I pictured Ricky as a slightly modernized farmer standing star-struck in jean overalls at the foot of a city skyscraper. People would brush by him carelessly, almost unaware that he was even there, more occupied by the next order of business and the ticking city clocks. Finally, some corporate fat cat would crash into Ricky’s thin frame and send him tumbling to the ground, where he would break his fall just in time. Nose two inches from the pavement, he would notice thick white lines running under his palms and suddenly realize he was in the middle of a busy, city crosswalk. Horns would honk, shouts would start, and cursing would commence. And Ricky, the boy from Longview Drive, would close his eyes, hoping it was all a dream. Hoping he would wake up to the serenity of Wilbraham.

Perhaps this was a slight exaggeration of what would actually become of Ricky in a big city like Boston, but the point was that Ricky and cities just didn’t go together. Speaking softly and not carrying a big stick, Ricky complimented the quietude of our town.

Simply put, Wilbraham offered peace of mind. No doubt, Wilbraham families have busy schedules and a struggling economy to worry about, but at least there aren’t city sirens and a civil war outside our doors.

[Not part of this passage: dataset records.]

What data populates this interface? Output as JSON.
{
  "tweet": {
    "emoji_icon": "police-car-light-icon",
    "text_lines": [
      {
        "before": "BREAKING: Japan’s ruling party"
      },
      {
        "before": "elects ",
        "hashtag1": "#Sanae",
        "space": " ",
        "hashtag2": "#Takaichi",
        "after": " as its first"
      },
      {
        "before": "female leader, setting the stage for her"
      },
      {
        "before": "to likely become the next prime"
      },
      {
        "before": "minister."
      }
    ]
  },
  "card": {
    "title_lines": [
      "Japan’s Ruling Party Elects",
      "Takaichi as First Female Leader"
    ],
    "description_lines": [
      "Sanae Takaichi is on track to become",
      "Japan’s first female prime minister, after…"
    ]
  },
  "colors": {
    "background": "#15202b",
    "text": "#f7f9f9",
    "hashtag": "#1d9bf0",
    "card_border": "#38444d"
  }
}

I read somewhere that in our entire recorded human history, there has only been 14 whole days of peace. People have always been occupied by conflict, war, famine and disease, leaving our powers of thought, and intellect, our imagination and spirituality to atrophy. Only during the Renaissance, the relatively war-less period, did people have an opportunity to think about something besides survival.

It was an atmosphere of serenity, bringing paintings full of color and scenic images into focus, and inspiring the inception of new ideas by building upon the exploration and research of Islamic and Classical cultures. The result was religious reform, artistic rejuvenation and scientific enlightenment. It was a leap in human transformation, a resurrection of humanity’s potentiality.

I have come to regard Wilbraham as a valuable pocket of peace within a greater reality of uproar. The quietude Ricky emphasized about Wilbraham, I understand, is priceless because it gives us the opportunity to think, to sit down and reflect, and most importantly to connect our ideas as a community. In reality, Wilbraham is the perfect context for a small-town Renaissance.